The 23rd Cavalry Division was organized at some time after World War I, and was not activated in World War II. Of its component regiments, only the 106th Cavalry Regiment served under a cavalry designation during World War II.
- Headquarters (New Orleans, Louisiana)
- Headquarters, Special Troops (New Orleans, Louisiana)
  - Headquarters Troop (New Orleans, Louisiana)
  - 23rd Signal Troop (Birmingham, Alabama)
  - 127th Ordnance Company (Medium) (Wisconsin National Guard) **
  - 23rd Tank Company (Light) (Illinois National Guard) **
- 53rd Cavalry Brigade
  - Headquarters (Madison, Wisconsin)
  - Headquarters Troop (Stanley, Wisconsin)
  - 105th Cavalry Regiment (Nekoosa, Wisconsin)
  - 106th Cavalry Regiment (Chicago, Illinois)
- 55th Cavalry Brigade
  - Headquarters (New Orleans, Louisiana
  - Headquarters Troop (Birmingham, Alabama)
  - 108th Cavalry Regiment (Hinesville, Georgia)

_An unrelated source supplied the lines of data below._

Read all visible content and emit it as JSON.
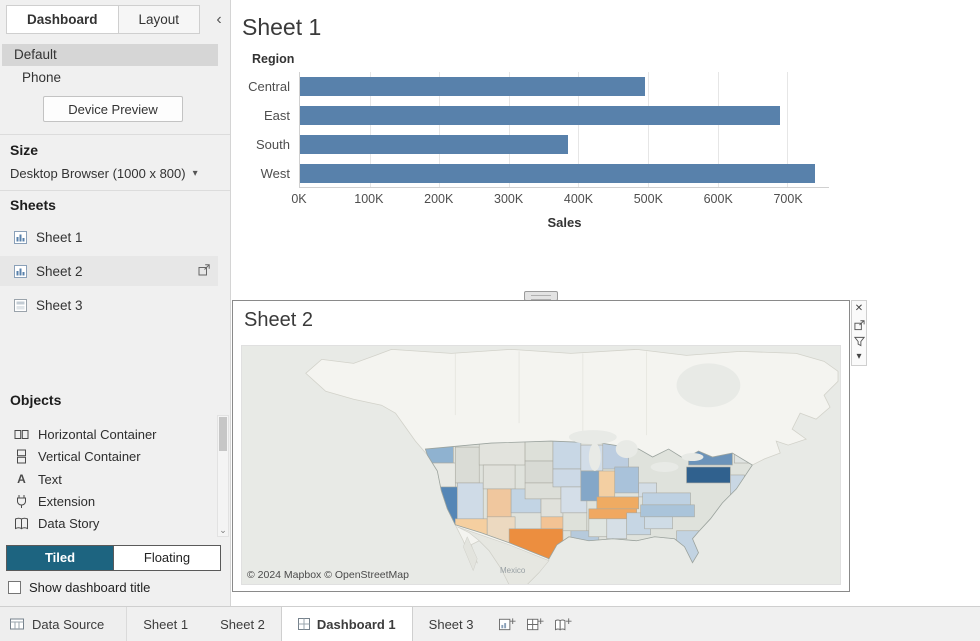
{
  "icons": {
    "collapse": "‹",
    "dropdown_caret": "▾",
    "close": "✕",
    "scroll_down": "⌄",
    "toolbar_caret": "▾"
  },
  "colors": {
    "bar_color": "#5881ab",
    "tiled_button_bg": "#1d6480",
    "selected_device_bg": "#d6d6d6",
    "selected_sheet_bg": "#e7e7e7",
    "dark_state_blue": "#30618e",
    "strong_state_orange": "#ec8e3f"
  },
  "sidebar": {
    "tabs": [
      {
        "label": "Dashboard",
        "active": true
      },
      {
        "label": "Layout",
        "active": false
      }
    ],
    "devices": [
      {
        "label": "Default",
        "selected": true
      },
      {
        "label": "Phone",
        "selected": false
      }
    ],
    "device_preview_button": "Device Preview",
    "size_section": {
      "heading": "Size",
      "value": "Desktop Browser (1000 x 800)"
    },
    "sheets_section": {
      "heading": "Sheets",
      "items": [
        {
          "label": "Sheet 1",
          "selected": false
        },
        {
          "label": "Sheet 2",
          "selected": true
        },
        {
          "label": "Sheet 3",
          "selected": false
        }
      ]
    },
    "objects_section": {
      "heading": "Objects",
      "items": [
        {
          "label": "Horizontal Container"
        },
        {
          "label": "Vertical Container"
        },
        {
          "label": "Text"
        },
        {
          "label": "Extension"
        },
        {
          "label": "Data Story"
        }
      ]
    },
    "layout_mode": {
      "tiled": "Tiled",
      "floating": "Floating",
      "active": "Tiled"
    },
    "show_title_label": "Show dashboard title",
    "show_title_checked": false
  },
  "canvas": {
    "sheet1_title": "Sheet 1",
    "sheet2_title": "Sheet 2",
    "map_attribution": "© 2024 Mapbox © OpenStreetMap",
    "map_small_label": "Mexico"
  },
  "statusbar": {
    "data_source_label": "Data Source",
    "tabs": [
      {
        "label": "Sheet 1",
        "active": false
      },
      {
        "label": "Sheet 2",
        "active": false
      },
      {
        "label": "Dashboard 1",
        "active": true
      },
      {
        "label": "Sheet 3",
        "active": false
      }
    ]
  },
  "chart_data": [
    {
      "type": "bar",
      "orientation": "horizontal",
      "title": "Sheet 1",
      "row_header": "Region",
      "categories": [
        "Central",
        "East",
        "South",
        "West"
      ],
      "values": [
        495000,
        690000,
        385000,
        740000
      ],
      "xlabel": "Sales",
      "x_ticks": [
        "0K",
        "100K",
        "200K",
        "300K",
        "400K",
        "500K",
        "600K",
        "700K"
      ],
      "x_tick_values": [
        0,
        100000,
        200000,
        300000,
        400000,
        500000,
        600000,
        700000
      ],
      "xlim": [
        0,
        760000
      ],
      "bar_color": "#5881ab",
      "grid": true,
      "legend": "none"
    },
    {
      "type": "choropleth",
      "title": "Sheet 2",
      "geography": "North America (US states)",
      "palette": "orange-blue diverging",
      "attribution": "© 2024 Mapbox © OpenStreetMap",
      "visible_label": "Mexico"
    }
  ]
}
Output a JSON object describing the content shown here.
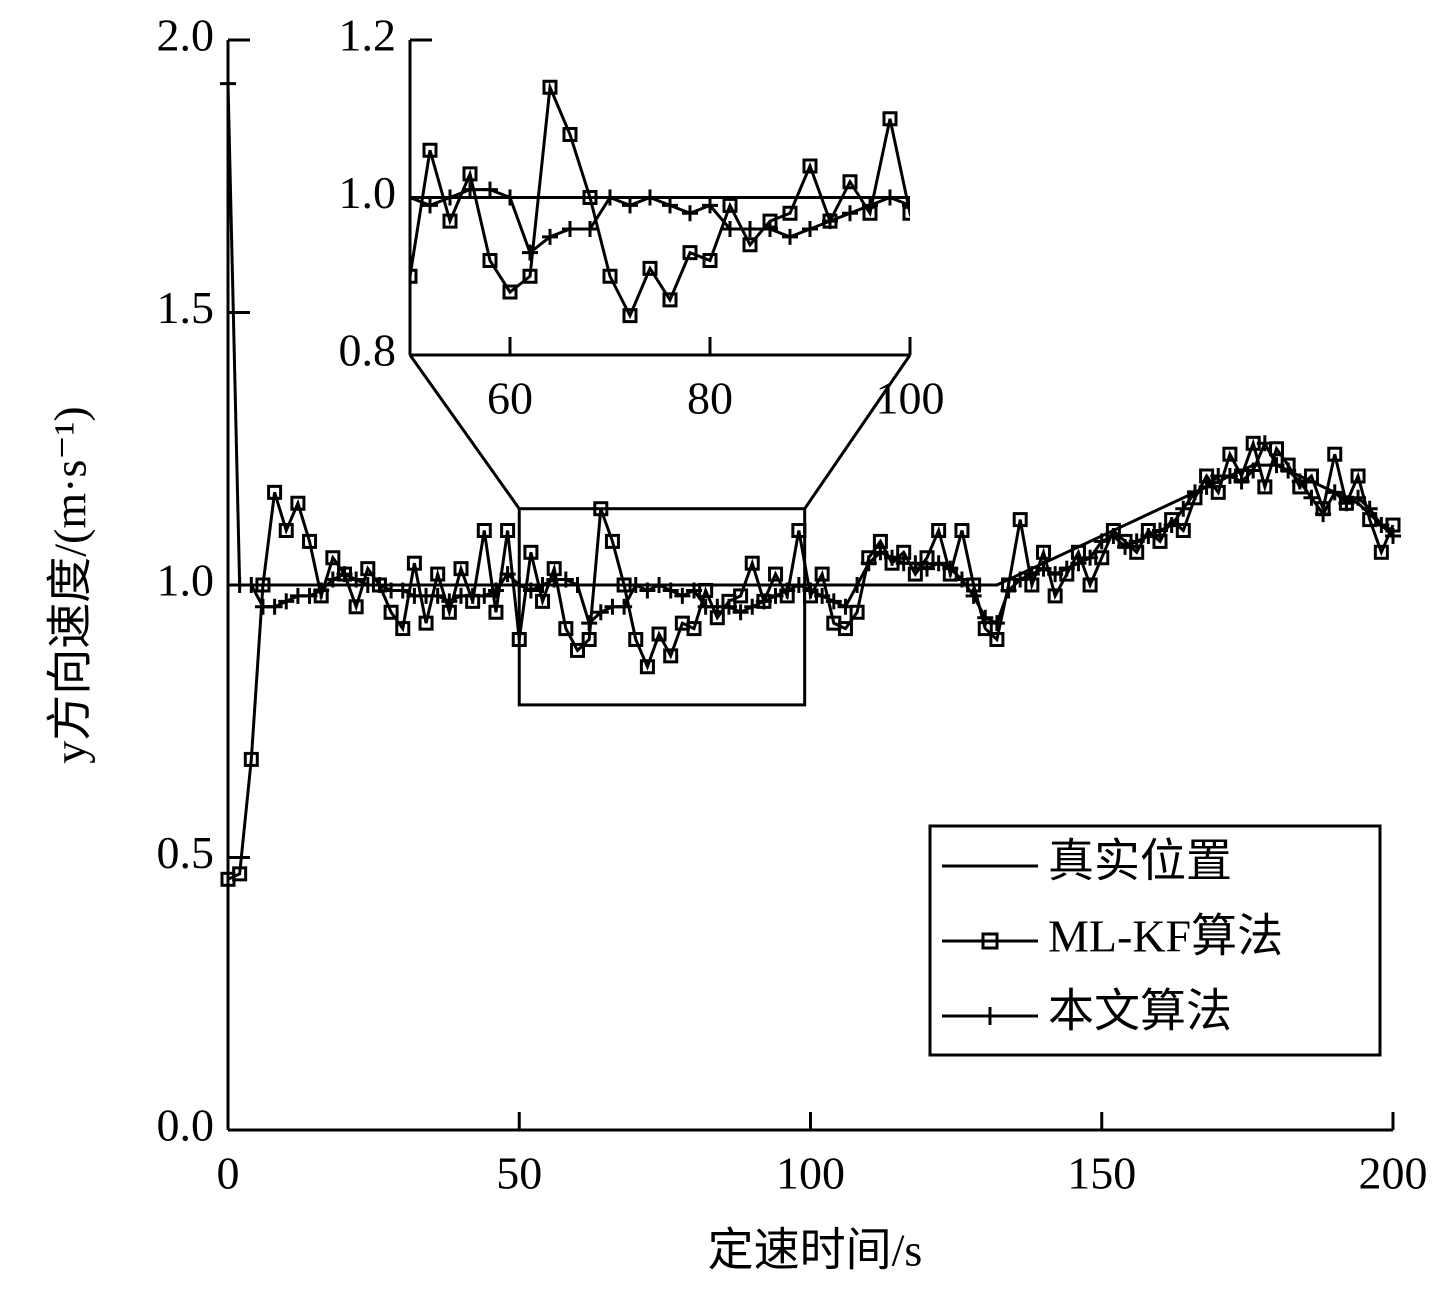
{
  "chart_data": {
    "type": "line",
    "xlabel": "定速时间/s",
    "ylabel": "y方向速度/(m·s⁻¹)",
    "x": [
      0,
      2,
      4,
      6,
      8,
      10,
      12,
      14,
      16,
      18,
      20,
      22,
      24,
      26,
      28,
      30,
      32,
      34,
      36,
      38,
      40,
      42,
      44,
      46,
      48,
      50,
      52,
      54,
      56,
      58,
      60,
      62,
      64,
      66,
      68,
      70,
      72,
      74,
      76,
      78,
      80,
      82,
      84,
      86,
      88,
      90,
      92,
      94,
      96,
      98,
      100,
      102,
      104,
      106,
      108,
      110,
      112,
      114,
      116,
      118,
      120,
      122,
      124,
      126,
      128,
      130,
      132,
      134,
      136,
      138,
      140,
      142,
      144,
      146,
      148,
      150,
      152,
      154,
      156,
      158,
      160,
      162,
      164,
      166,
      168,
      170,
      172,
      174,
      176,
      178,
      180,
      182,
      184,
      186,
      188,
      190,
      192,
      194,
      196,
      198,
      200
    ],
    "series": [
      {
        "name": "真实位置",
        "color": "#000000",
        "marker": "none",
        "values": [
          1.0,
          1.0,
          1.0,
          1.0,
          1.0,
          1.0,
          1.0,
          1.0,
          1.0,
          1.0,
          1.0,
          1.0,
          1.0,
          1.0,
          1.0,
          1.0,
          1.0,
          1.0,
          1.0,
          1.0,
          1.0,
          1.0,
          1.0,
          1.0,
          1.0,
          1.0,
          1.0,
          1.0,
          1.0,
          1.0,
          1.0,
          1.0,
          1.0,
          1.0,
          1.0,
          1.0,
          1.0,
          1.0,
          1.0,
          1.0,
          1.0,
          1.0,
          1.0,
          1.0,
          1.0,
          1.0,
          1.0,
          1.0,
          1.0,
          1.0,
          1.0,
          1.0,
          1.0,
          1.0,
          1.0,
          1.0,
          1.0,
          1.0,
          1.0,
          1.0,
          1.0,
          1.0,
          1.0,
          1.0,
          1.0,
          1.0,
          1.0,
          1.01,
          1.02,
          1.03,
          1.04,
          1.05,
          1.06,
          1.07,
          1.08,
          1.09,
          1.1,
          1.11,
          1.12,
          1.13,
          1.14,
          1.15,
          1.16,
          1.17,
          1.18,
          1.19,
          1.2,
          1.21,
          1.22,
          1.22,
          1.22,
          1.21,
          1.2,
          1.19,
          1.18,
          1.17,
          1.16,
          1.15,
          1.13,
          1.11,
          1.1
        ]
      },
      {
        "name": "ML-KF算法",
        "color": "#000000",
        "marker": "square",
        "values": [
          0.46,
          0.47,
          0.68,
          1.0,
          1.17,
          1.1,
          1.15,
          1.08,
          0.98,
          1.05,
          1.02,
          0.96,
          1.03,
          1.0,
          0.95,
          0.92,
          1.04,
          0.93,
          1.02,
          0.95,
          1.03,
          0.97,
          1.1,
          0.95,
          1.1,
          0.9,
          1.06,
          0.97,
          1.03,
          0.92,
          0.88,
          0.9,
          1.14,
          1.08,
          1.0,
          0.9,
          0.85,
          0.91,
          0.87,
          0.93,
          0.92,
          0.99,
          0.94,
          0.97,
          0.98,
          1.04,
          0.97,
          1.02,
          0.98,
          1.1,
          0.98,
          1.02,
          0.93,
          0.92,
          0.95,
          1.05,
          1.08,
          1.04,
          1.06,
          1.02,
          1.05,
          1.1,
          1.02,
          1.1,
          1.0,
          0.92,
          0.9,
          1.0,
          1.12,
          1.0,
          1.06,
          0.98,
          1.02,
          1.06,
          1.0,
          1.05,
          1.1,
          1.08,
          1.06,
          1.1,
          1.08,
          1.12,
          1.1,
          1.16,
          1.2,
          1.17,
          1.24,
          1.2,
          1.26,
          1.18,
          1.25,
          1.22,
          1.18,
          1.2,
          1.14,
          1.24,
          1.15,
          1.2,
          1.12,
          1.06,
          1.11
        ]
      },
      {
        "name": "本文算法",
        "color": "#000000",
        "marker": "plus",
        "values": [
          1.92,
          1.0,
          1.0,
          0.96,
          0.96,
          0.97,
          0.98,
          0.98,
          0.99,
          1.01,
          1.02,
          1.01,
          1.0,
          1.0,
          0.99,
          0.99,
          0.98,
          0.98,
          0.98,
          0.97,
          0.98,
          0.98,
          0.98,
          0.99,
          1.02,
          1.0,
          0.99,
          1.0,
          1.01,
          1.01,
          1.0,
          0.93,
          0.95,
          0.96,
          0.96,
          1.0,
          0.99,
          1.0,
          0.99,
          0.98,
          0.99,
          0.96,
          0.96,
          0.96,
          0.95,
          0.96,
          0.97,
          0.98,
          0.99,
          1.0,
          0.99,
          0.98,
          0.97,
          0.96,
          1.0,
          1.04,
          1.06,
          1.05,
          1.04,
          1.04,
          1.03,
          1.04,
          1.03,
          1.01,
          0.98,
          0.94,
          0.93,
          0.99,
          1.01,
          1.02,
          1.03,
          1.02,
          1.03,
          1.04,
          1.05,
          1.08,
          1.09,
          1.07,
          1.08,
          1.09,
          1.1,
          1.11,
          1.14,
          1.17,
          1.18,
          1.2,
          1.2,
          1.19,
          1.21,
          1.26,
          1.22,
          1.21,
          1.19,
          1.16,
          1.13,
          1.17,
          1.15,
          1.16,
          1.14,
          1.11,
          1.09
        ]
      }
    ],
    "xlim": [
      0,
      200
    ],
    "ylim": [
      0,
      2
    ],
    "xticks": [
      0,
      50,
      100,
      150,
      200
    ],
    "yticks": [
      {
        "value": 0,
        "label": "0.0"
      },
      0.5,
      {
        "value": 1,
        "label": "1.0"
      },
      1.5,
      {
        "value": 2,
        "label": "2.0"
      }
    ],
    "legend": "lower right",
    "inset": {
      "xlim": [
        50,
        100
      ],
      "ylim": [
        0.8,
        1.2
      ],
      "xticks": [
        60,
        80,
        100
      ],
      "yticks": [
        0.8,
        {
          "value": 1,
          "label": "1.0"
        },
        1.2
      ],
      "region": {
        "x": [
          50,
          99
        ],
        "y": [
          0.78,
          1.14
        ]
      }
    }
  }
}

  - 109th Cavalry Regiment (Chattanooga, Tennessee)
- 23rd Reconnaissance Squadron (Springfield, Illinois)
- 141st Field Artillery Regiment (New Orleans, Louisiana)
- 127th Engineer Squadron (Huntsville, Alabama)
- 123rd Medical Squadron (Alabama National Guard) *
- 123rd Quartermaster Squadron (Illinois National Guard) *

One asterisk indicated the unit was partially organized, with the designated headquarters location for mobilization shown. Two asterisks indicated the unit was allotted, but unorganized or inactive, with the state of headquarters allocation shown.